Con eso quería tranquilizarla, recordarle que estábamos los dos en el mismo barco. Aunque hubiéramos engañado a nuestros respectivos cónyuges, no íbamos a engañamos entre nosotros.

—¿Qué le has dicho a tu mujer? —me preguntó—. De lo de la nariz, quiero decir.

—Que me caí.

—Sí —repuso, como si eso fuera exactamente lo que se hubiera imaginado.

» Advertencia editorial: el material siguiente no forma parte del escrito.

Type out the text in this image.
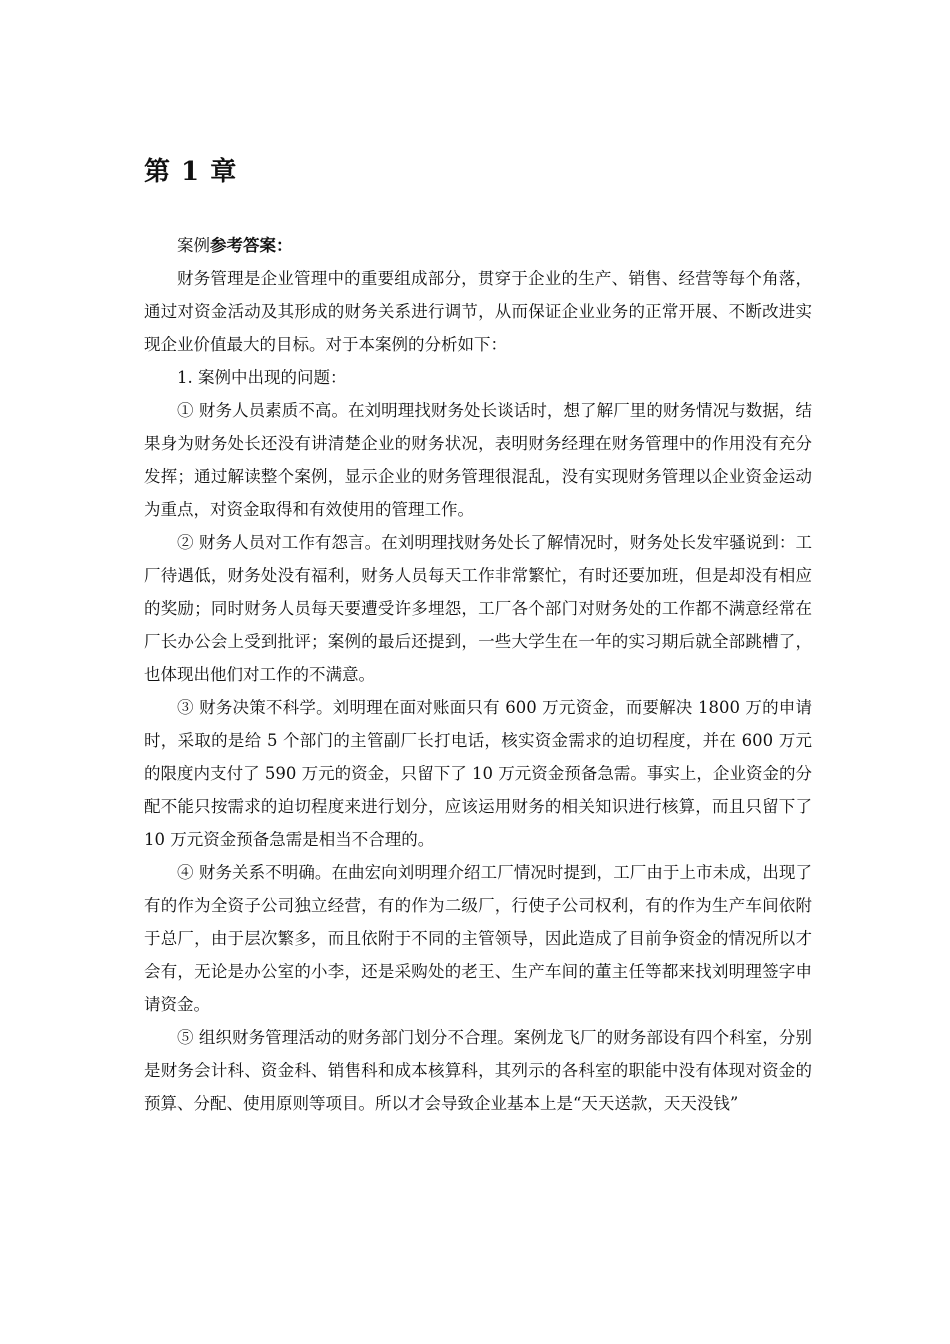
第 1 章

案例参考答案：

财务管理是企业管理中的重要组成部分，贯穿于企业的生产、销售、经营等每个角落，通过对资金活动及其形成的财务关系进行调节，从而保证企业业务的正常开展、不断改进实现企业价值最大的目标。对于本案例的分析如下：

1. 案例中出现的问题：

① 财务人员素质不高。在刘明理找财务处长谈话时，想了解厂里的财务情况与数据，结果身为财务处长还没有讲清楚企业的财务状况，表明财务经理在财务管理中的作用没有充分发挥；通过解读整个案例，显示企业的财务管理很混乱，没有实现财务管理以企业资金运动为重点，对资金取得和有效使用的管理工作。

② 财务人员对工作有怨言。在刘明理找财务处长了解情况时，财务处长发牢骚说到：工厂待遇低，财务处没有福利，财务人员每天工作非常繁忙，有时还要加班，但是却没有相应的奖励；同时财务人员每天要遭受许多埋怨，工厂各个部门对财务处的工作都不满意经常在厂长办公会上受到批评；案例的最后还提到，一些大学生在一年的实习期后就全部跳槽了，也体现出他们对工作的不满意。

③ 财务决策不科学。刘明理在面对账面只有 600 万元资金，而要解决 1800 万的申请时，采取的是给 5 个部门的主管副厂长打电话，核实资金需求的迫切程度，并在 600 万元的限度内支付了 590 万元的资金，只留下了 10 万元资金预备急需。事实上，企业资金的分配不能只按需求的迫切程度来进行划分，应该运用财务的相关知识进行核算，而且只留下了 10 万元资金预备急需是相当不合理的。

④ 财务关系不明确。在曲宏向刘明理介绍工厂情况时提到，工厂由于上市未成，出现了有的作为全资子公司独立经营，有的作为二级厂，行使子公司权利，有的作为生产车间依附于总厂，由于层次繁多，而且依附于不同的主管领导，因此造成了目前争资金的情况所以才会有，无论是办公室的小李，还是采购处的老王、生产车间的董主任等都来找刘明理签字申请资金。

⑤ 组织财务管理活动的财务部门划分不合理。案例龙飞厂的财务部设有四个科室，分别是财务会计科、资金科、销售科和成本核算科，其列示的各科室的职能中没有体现对资金的预算、分配、使用原则等项目。所以才会导致企业基本上是“天天送款，天天没钱”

—Mira, quería decirte que... —¿Qué? ¿Qué quería decirle, exactamente? Que le había fallado, supongo, que le había fallado una vez, pero que no volvería a hacerlo.

—¿Sí?

—Tendría que haber... Que haberle parado los pies.

—Sí.

—Lo intenté, pero no lo bastante.

—Iba armado.

Sí, iba armado, llevaba una pistola con la que a veces me apuntaba y a veces no. Por ejemplo, mientras la violaba. El arma estaba allí en el suelo, a un metro de mí, quizá, nada más.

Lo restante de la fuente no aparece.